Beijing: Britain will allow Chinese companies to take majority stakes in nuclear power projects in the country, finance minister George Osborne said on Thursday.
Osborne made the announcement during a visit to the Taishan atomic power station in southern China, the British government said in a release, at the end of a trip which saw a memorandum of understanding (MoU) signed on civil nuclear cooperation between the two countries.
“Today is another demonstration of the next big step in the relationship between Britain and China — the world’s oldest civil nuclear power and the world’s fastest growing civil nuclear power,” Osborne said in the release.
The document said initial Chinese stakes in nuclear power stations in Britain were likely to be minority shares, but added: “Over time stakes in subsequent new power stations could be majority stakes.”
The announcement comes amid reports that China General Nuclear Power and French energy giant EDF have agreed a controversial deal to build a new atomic power station at Hinkley Point in Somerset.
Osborne said his announcement was “an important potential part of the government’s plan for developing the next generation of nuclear power in Britain”.
“It means the potential of more investment and jobs in Britain, and lower long-term energy costs for consumers,” he added.
The Taishan facility is a joint venture between the Chinese firm and EDF, according to the release.
The civil nuclear accord — the first ever between the countries — was signed on Tuesday in Beijing at a China-UK economic dialogue.
Then, Osborne hailed it as heralding government support for “closer collaboration” between British and Chinese companies, adding: “I hope that this strategic agreement will form the foundation for specific areas of commercial cooperation.”
At the time he declined to discuss specific commercial deals and said discussions between the British government and EDF over the Hinkley Point reactor project were “ongoing”.
The MOU establishes a “strategic framework” for the two sides to work together in “investment, technology, construction and expertise”, the British release Thursday said, with the latest announcement marking “the first step and signal by the UK Government” as part of the agreement.
Britain’s claim to be the world’s oldest civil nuclear power derives from the opening of the first commercial nuclear power facility at Calder Hall in 1956.

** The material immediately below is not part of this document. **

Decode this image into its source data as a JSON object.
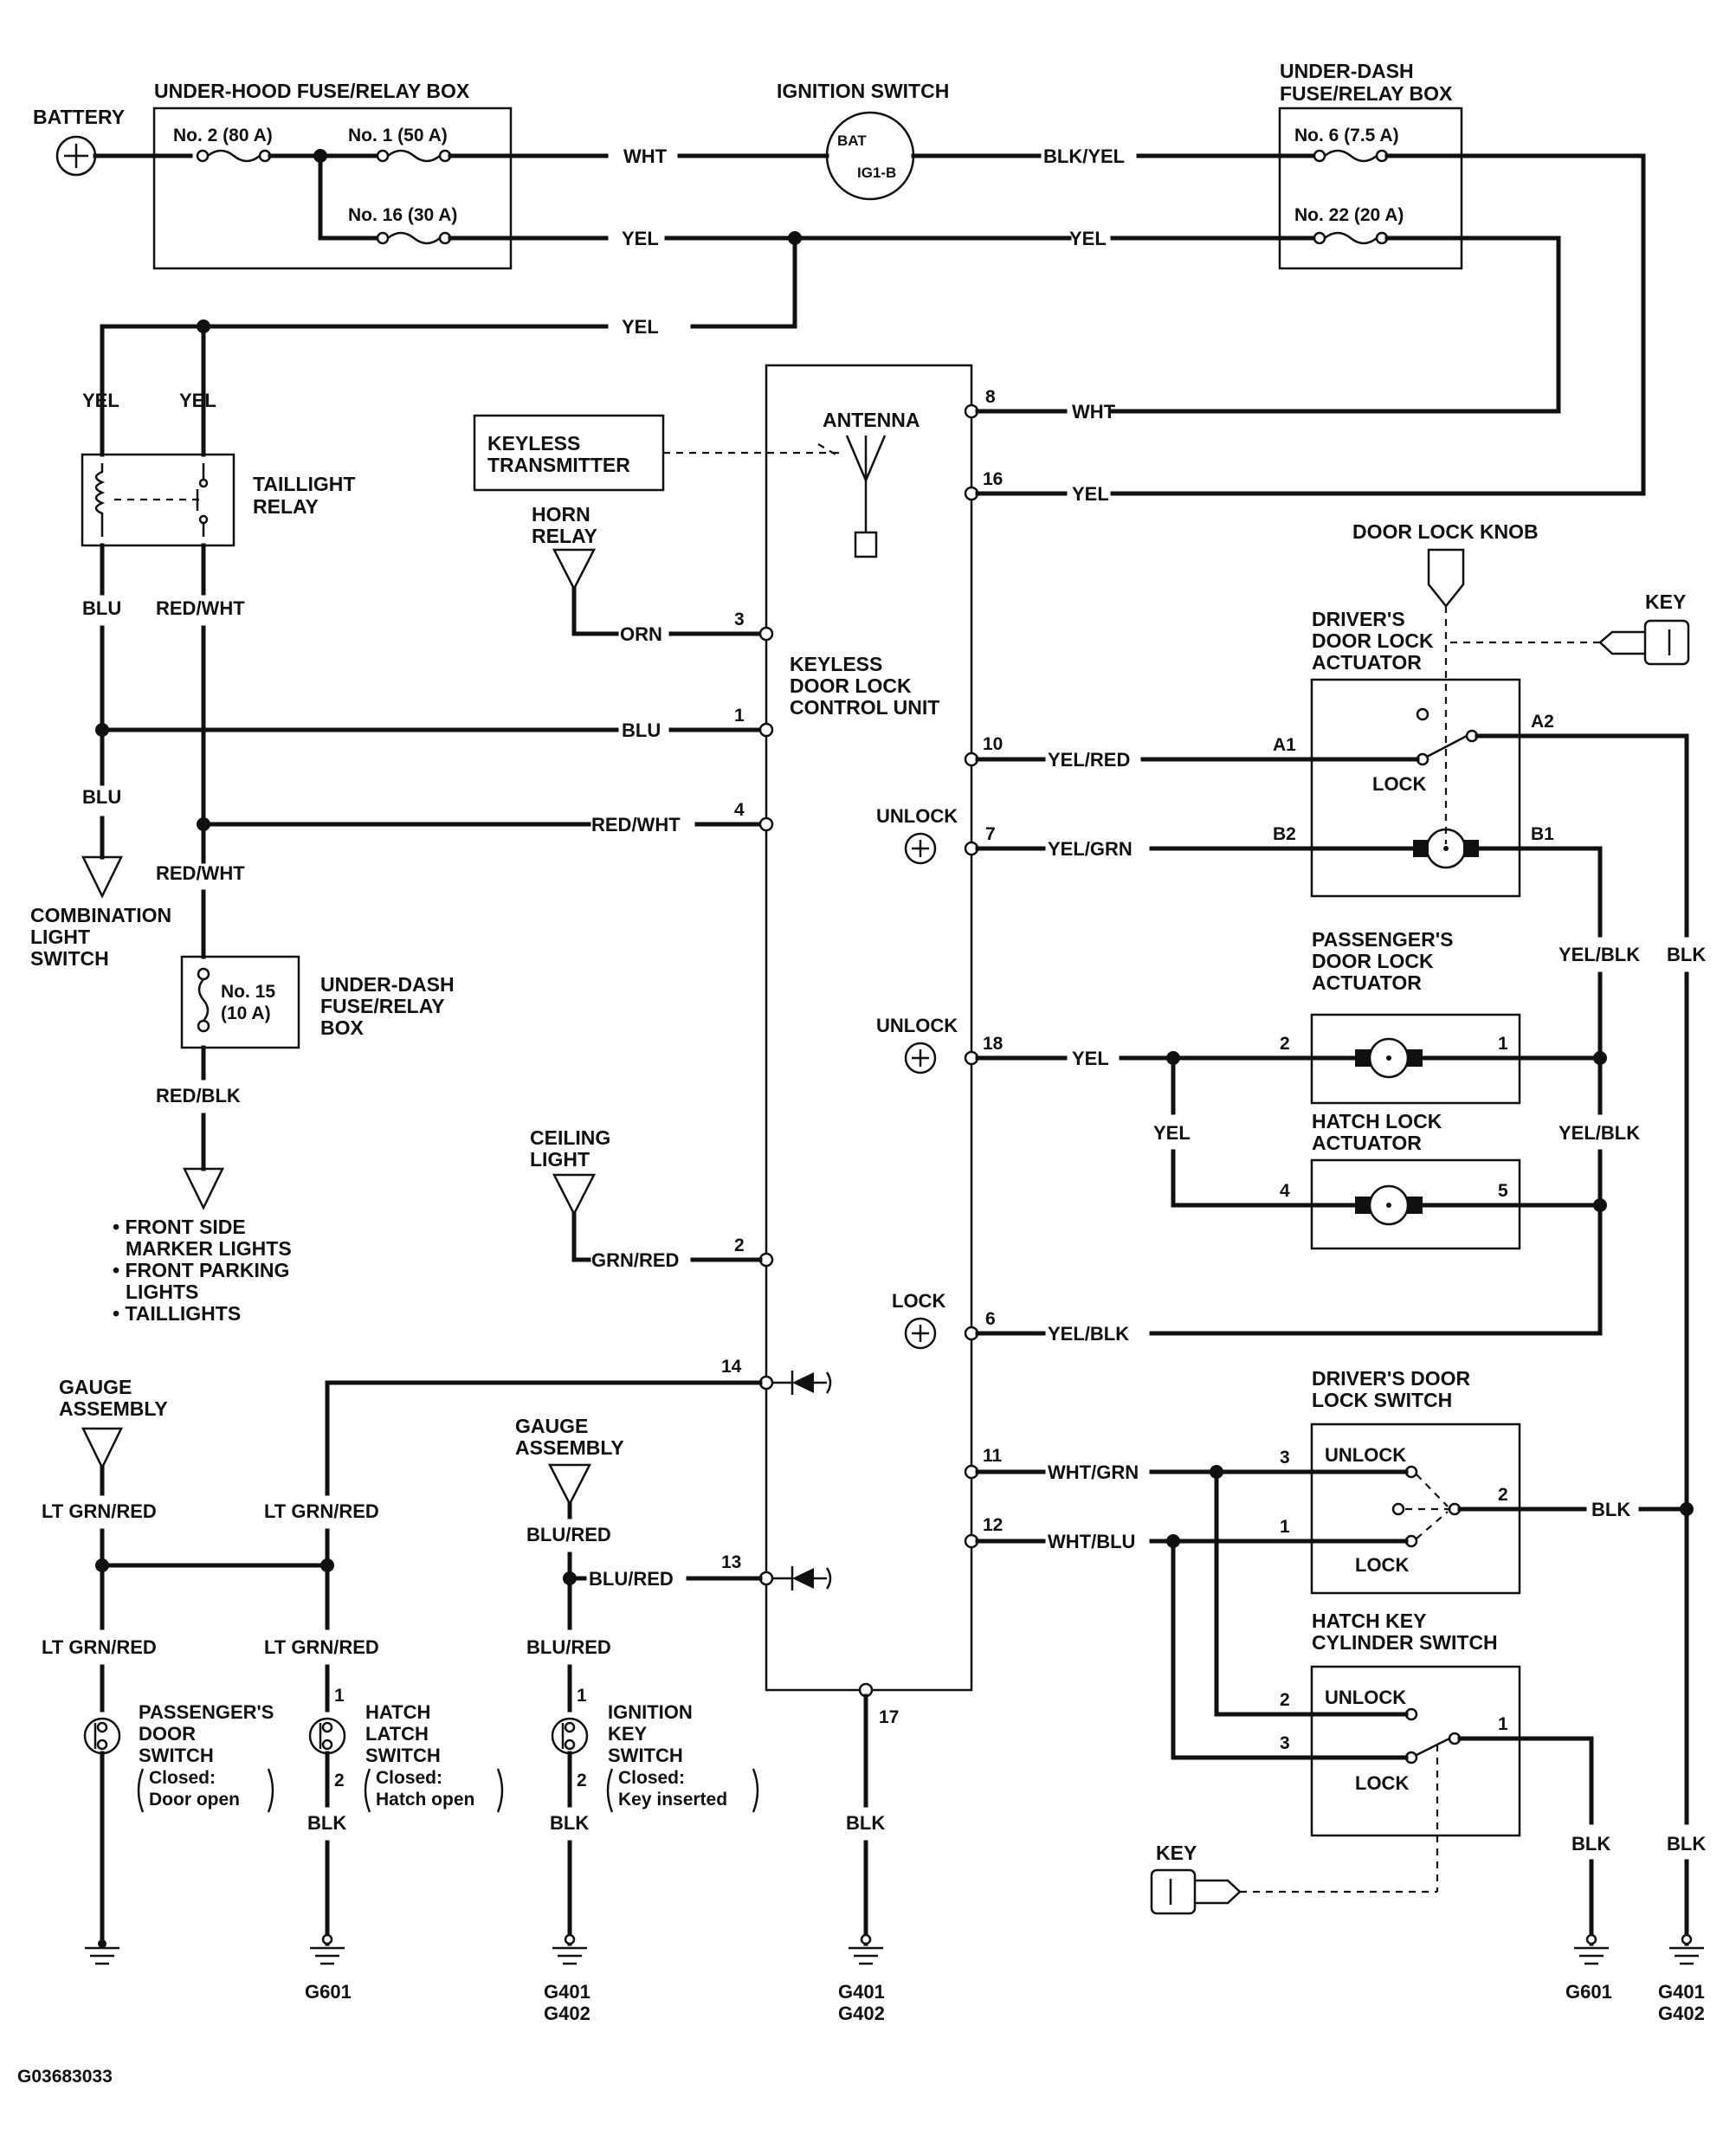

According to the British government release, China has 17 operating nuclear reactors with another 28 under construction.
The MOU also ensures that British companies including Rolls Royce, International Nuclear Services (INS) and engineering enterprises such as Mott MacDonald can grab a share of China’s nuclear programme, the release said.
Osborne has announced that INS this week signed an MOU with Chinese Nuclear Power Engineering Co. that calls for sharing British skill in radioactive waste management, the release said.